好奇心はあったものの、社長の件について聞くのは控えめにして、ただ指示に従い、すぐに総務部長と蘇瞳諾に通知することにした。

先ほど顾寧は蘇瞳諾に電話をかけられなかったが、上階に向かう途中で彼女にメッセージを送り、連絡を待つように伝えていた。顾寧が夏志宏に契約解除を承諾させる方法を持っていると信じていたが、待つ過程は常に不安なものだった。そのため、夏志宏の秘書から事務所に来るように連絡を受けたとき、蘇瞳諾はようやく安堵のため息をついた。

「瞳諾姉、社長が私たちを事務所に呼んだ理由は何だと思う?」林小夏は契約解除のことを知らなかったので、とても不安そうだった。「まさか、社長がまた何か強要しようとしているんじゃ...」

そう考えると、林小夏は心配になった。

蘇瞳諾は落ち着いて微笑み、説明せずに尋ねた。「小夏、私が転職する機会があれば、一緒について来るって言ってたよね?」

「そうだよ!」林小夏は答えたが、それと社長室に行くことがどう関係しているのかまだ分からなかった。

「行きましょう。すぐに分かるわ」蘇瞳諾は林小夏に直接は告げず、彼女の手を引いて社長室へと急いだ。
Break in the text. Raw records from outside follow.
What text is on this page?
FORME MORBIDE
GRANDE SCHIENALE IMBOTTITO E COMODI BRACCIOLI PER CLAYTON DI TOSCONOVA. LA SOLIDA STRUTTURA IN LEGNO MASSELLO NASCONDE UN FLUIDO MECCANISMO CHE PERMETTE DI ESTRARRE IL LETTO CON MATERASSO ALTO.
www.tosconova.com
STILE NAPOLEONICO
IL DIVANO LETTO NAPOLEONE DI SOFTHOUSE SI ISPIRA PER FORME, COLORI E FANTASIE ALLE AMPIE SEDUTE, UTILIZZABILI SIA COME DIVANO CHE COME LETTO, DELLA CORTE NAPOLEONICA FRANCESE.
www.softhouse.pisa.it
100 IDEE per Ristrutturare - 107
社長が彼女たちを呼んだのが契約解除のためだと知った時、林小夏はとても喜んだ。

彼女はいつでも辞職できたが、蘇瞳諾と一緒に離れられることこそが最も嬉しいことだった。

夏志宏は蘇瞳諾の違約金さえ要求できなかった。彼が要求しないなら、顾寧も支払わない。誰がお金を余分に持ちたいというのだろうか。

契約解除後、蘇瞳諾と林小夏は自分たちのデスクに戻って荷物をまとめ始めた。

同僚たちはその様子を見て、次々と疑問を抱いた。

「瞳諾姉、なぜ荷物をまとめているの?」誰かが尋ねた。

「フェイテンエンターテインメントを去ることになったの」蘇瞳諾は答えた。

「え?フェイテンエンターテインメントを去る?契約解除できたの?」

皆はこの知らせを聞いて、驚きを隠せなかった。

蘇瞳諾と林小夏は荷物をまとめた後、すぐに階下へ向かった。顾寧は玄関の外で彼女たちを待っていた。

瞳諾とフェイテンエンターテインメントの契約解除の件は、会社内で急速に広まり、皆を驚かせた。